The chart itself is a thing of beauty, but given the subject matter (it’s describing two books after all) we should include a bit more information on what it is we’re looking at and provide some links so that a fascinated viewer of the graphs can read the books!
Add a Y axis label
Because it’s not immediately obvious what we’re looking at on the Y axis we should add in a nice subtle label on the Y axis;
svg.append("g")
.attr("class", "y axis")
.call(yAxis)
.append("text")
.attr("transform", "rotate(-90)")
.attr("y", 6)
.attr("dy", ".71em")
.style("text-anchor", "end")
.text("Daily Downloads from Leanpub");
Add a title
Every graph should have a title. The following code adds this to the top(ish) centre of the chart and provides a white drop-shadow for readability;
// ******* Title Block ********
svg.append("text") // Title shadow
.attr("x", (width / 2))
.attr("y", 50 )
.attr("text-anchor", "middle")
.style("font-size", "30px")
.attr("class", "shadow")
.text(title);
svg.append("text") // Title
.attr("x", (width / 2))
.attr("y", 50 )
.attr("text-anchor", "middle")
.style("font-size", "30px")
.style("stroke", "none")
.text(title);
Adding the legend
A respectable legend in this case should provide visual context of what it is describing in relation to the graph (by way of colour) and should actually name the book. We can also go a little bit further and provide a link to the books in the legend so that potential readers can access them easily.

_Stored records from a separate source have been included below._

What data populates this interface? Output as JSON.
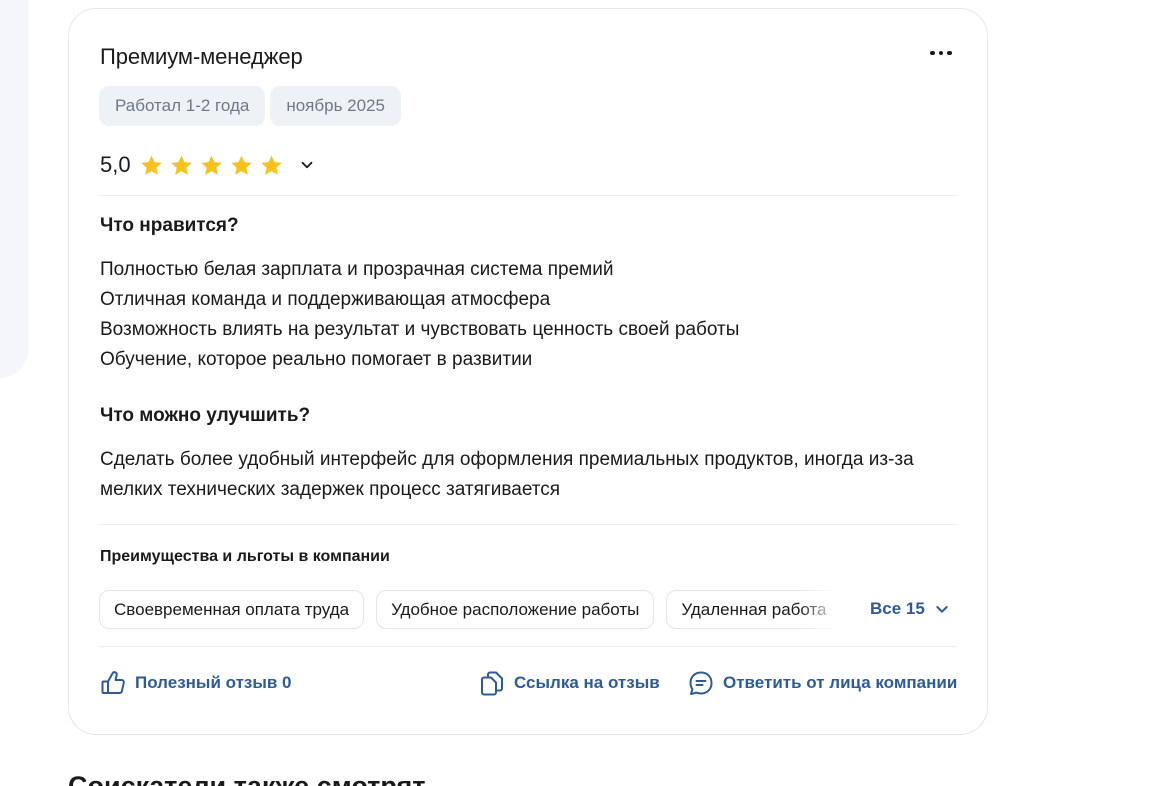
{
  "review": {
    "position": "Премиум-менеджер",
    "tags": [
      "Работал 1-2 года",
      "ноябрь 2025"
    ],
    "rating": "5,0",
    "stars": 5,
    "likes_title": "Что нравится?",
    "likes_lines": [
      "Полностью белая зарплата и прозрачная система премий",
      "Отличная команда и поддерживающая атмосфера",
      "Возможность влиять на результат и чувствовать ценность своей работы",
      "Обучение, которое реально помогает в развитии"
    ],
    "improve_title": "Что можно улучшить?",
    "improve_text": "Сделать более удобный интерфейс для оформления премиальных продуктов, иногда из-за мелких технических задержек процесс затягивается"
  },
  "benefits": {
    "title": "Преимущества и льготы в компании",
    "chips": [
      "Своевременная оплата труда",
      "Удобное расположение работы",
      "Удаленная работа"
    ],
    "all_label": "Все 15"
  },
  "actions": {
    "helpful": "Полезный отзыв 0",
    "link": "Ссылка на отзыв",
    "reply": "Ответить от лица компании"
  },
  "footer": {
    "heading": "Соискатели также смотрят"
  },
  "colors": {
    "star": "#f7c21b",
    "link": "#2f5a99",
    "tag_bg": "#eef1f6",
    "tag_text": "#6e7888"
  },
  "icons": {
    "more": "more-dots-icon",
    "star": "star-icon",
    "chevron": "chevron-down-icon",
    "like": "thumbs-up-icon",
    "copy": "copy-link-icon",
    "reply": "chat-bubble-icon"
  }
}
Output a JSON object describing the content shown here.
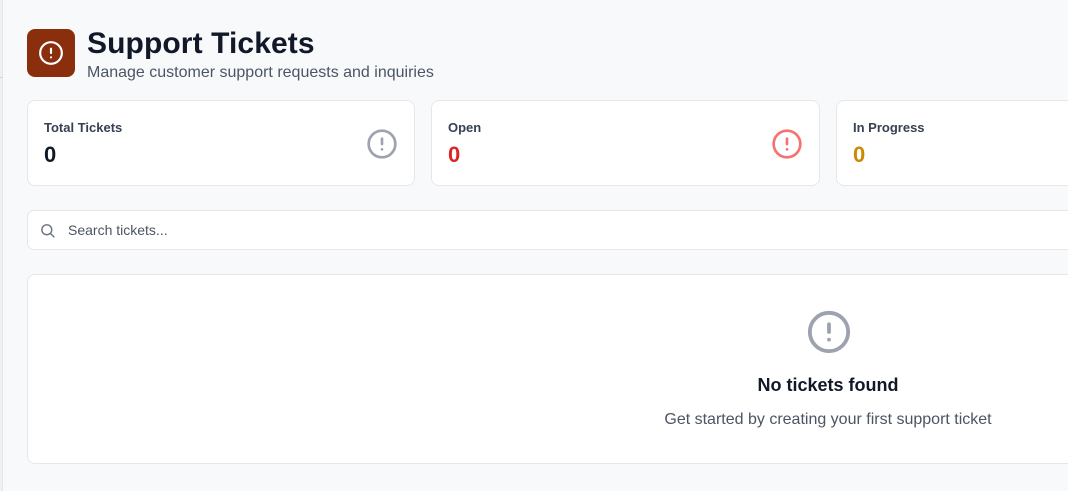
{
  "header": {
    "icon": "alert-circle-icon",
    "brand_color": "#8b2e0e",
    "title": "Support Tickets",
    "subtitle": "Manage customer support requests and inquiries"
  },
  "stats": [
    {
      "label": "Total Tickets",
      "value": "0",
      "color": "#111827",
      "icon": "alert-circle-icon",
      "icon_color": "#9ca3af"
    },
    {
      "label": "Open",
      "value": "0",
      "color": "#dc2626",
      "icon": "alert-circle-icon",
      "icon_color": "#f87171"
    },
    {
      "label": "In Progress",
      "value": "0",
      "color": "#ca8a04"
    }
  ],
  "search": {
    "icon": "search-icon",
    "placeholder": "Search tickets...",
    "value": ""
  },
  "empty_state": {
    "icon": "alert-circle-icon",
    "title": "No tickets found",
    "text": "Get started by creating your first support ticket"
  }
}
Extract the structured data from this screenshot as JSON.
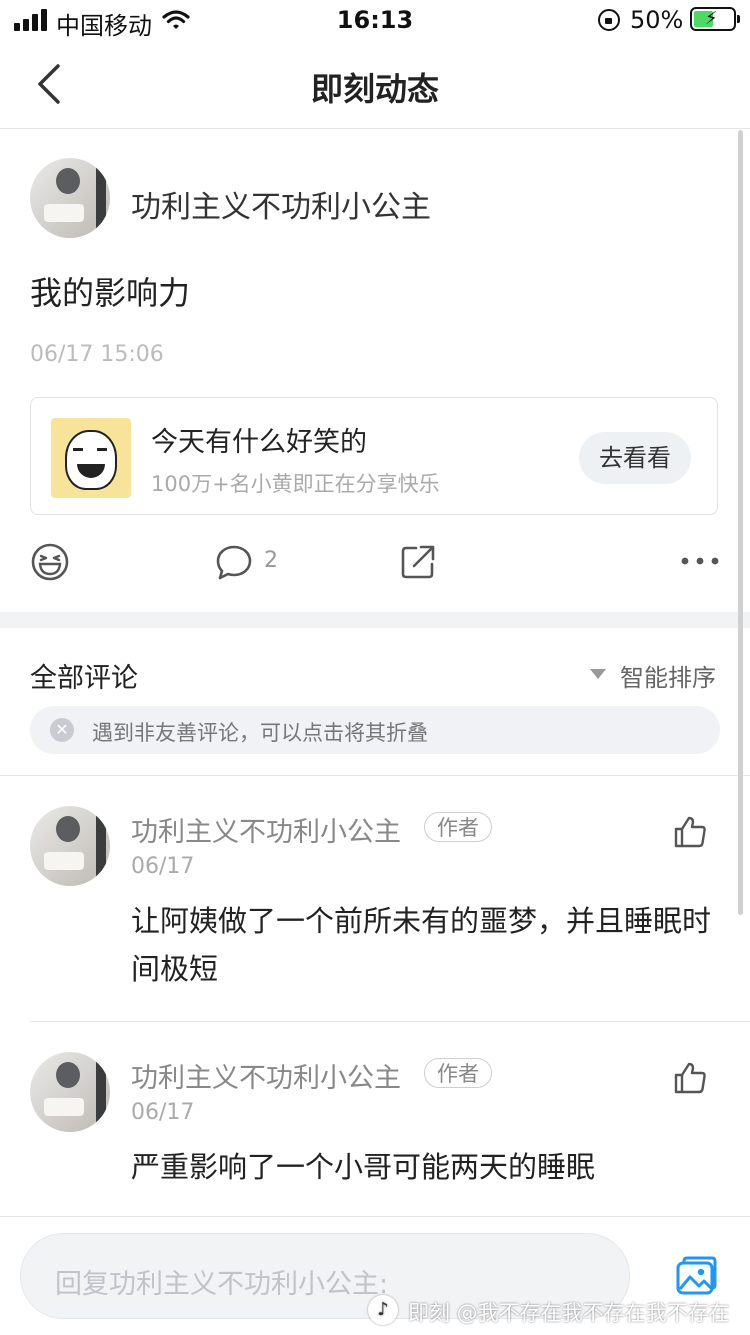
{
  "status_bar": {
    "carrier": "中国移动",
    "time": "16:13",
    "battery_percent": "50%",
    "battery_level": 0.5
  },
  "nav": {
    "title": "即刻动态"
  },
  "post": {
    "author": "功利主义不功利小公主",
    "text": "我的影响力",
    "time": "06/17 15:06",
    "card": {
      "title": "今天有什么好笑的",
      "subtitle": "100万+名小黄即正在分享快乐",
      "button": "去看看"
    },
    "comment_count": "2"
  },
  "comments_section": {
    "title": "全部评论",
    "sort_label": "智能排序",
    "tip": "遇到非友善评论，可以点击将其折叠"
  },
  "comments": [
    {
      "author": "功利主义不功利小公主",
      "badge": "作者",
      "time": "06/17",
      "text": "让阿姨做了一个前所未有的噩梦，并且睡眠时间极短"
    },
    {
      "author": "功利主义不功利小公主",
      "badge": "作者",
      "time": "06/17",
      "text": "严重影响了一个小哥可能两天的睡眠"
    }
  ],
  "reply_bar": {
    "placeholder": "回复功利主义不功利小公主:"
  },
  "watermark": "即刻 @我不存在我不存在我不存在"
}
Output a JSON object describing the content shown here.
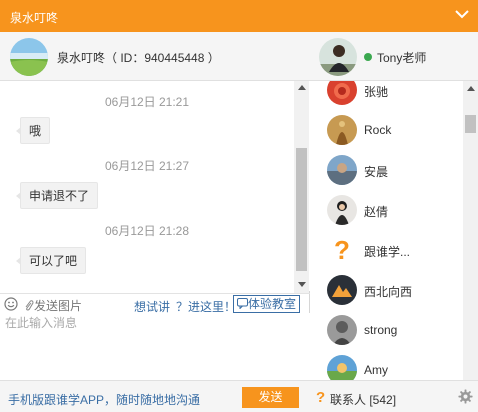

Firstly the rectangles filled with the right colour, sized appropriately and arranged just right;
var block = 300; // rectangle width and position
svg.append("rect") // Style Legend Rectangle
.attr("x", ((width / 2)/2)-(block/2))
.attr("y", height+(margin.bottom/2) )
.attr("width", block)
.attr("height", "25")
.attr("class", "area above");
svg.append("rect") // Science Legend Rectangle
.attr("x", ((width / 2)/2)+(width / 2)-(block/2))
.attr("y", height+(margin.bottom/2) )
.attr("width", block)
.attr("height", "25")
.attr("class", "area below");
Then we add the text (with a drop-shadow) and a link;
svg.append("text") // Style Legend Text shadow
.attr("x", ((width / 2)/2))
.attr("y", height+(margin.bottom/2) + 5)
.attr("dy", ".71em")
.attr("text-anchor", "middle")
.style("font-size", "18px")
.attr("class", "shadow")
.text("The Elements of Data Analytic Style");
svg.append("text") // Science Legend Text shadow
.attr("x", ((width / 2)/2)+(width / 2))
.attr("y", height+(margin.bottom/2) + 5)
.attr("dy", ".71em")
.attr("text-anchor", "middle")
.style("font-size", "18px")
.attr("class", "shadow")
.text("R Programming for Data Science");
svg.append("a")
.attr("xlink:href", "https://leanpub.com/datastyle")
.append("text") // Style Legend Text
.attr("x", ((width / 2)/2))
.attr("y", height+(margin.bottom/2) + 5)
.attr("dy", ".71em")
.attr("text-anchor", "middle")
.style("font-size", "18px")
.style("stroke", "none")
.text("The Elements of Data Analytic Style");
svg.append("a")
.attr("xlink:href", "https://leanpub.com/rprogramming")
.append("text") // Science Legend Text
.attr("x", ((width / 2)/2)+(width / 2))
.attr("y", height+(margin.bottom/2) + 5)
.attr("dy", ".71em")
.attr("text-anchor", "middle")
.style("font-size", "18px")
.style("stroke", "none")
.text("R Programming for Data Science");
I’ll be the first to admit that this could be done more efficiently with some styling via css, but then it would leave nothing for the reader to try :-).
Link the areas
As a last touch we can include the links to the respective books in the shading for the graph itself;
svg.append("a")
.attr("xlink:href", "https://leanpub.com/datastyle")
.append("path")
.attr("class", "area above")
.attr("clip-path", "url(#clip-above)")
.attr("d", area.y0(function(d) { return y(d["Style"]); }));
svg.append("a")
.attr("xlink:href", "https://leanpub.com/rprogramming")
.append("path")
.attr("class", "area below")
.attr("clip-path", "url(#clip-below)")
.attr("d", area.y0(function(d) { return y(d["Style"]); }));
Perhaps not strictly required, but a nice touch none the less.
The final result
And here it is;
The code for the full difference chart is available online at bl.ocks.org or GitHub. It is also available as the files ‘diff-full.html’ and ‘downloads.csv’ as a download with the book D3 Tips and Tricks (in a zip file) when you download the book from Leanpub.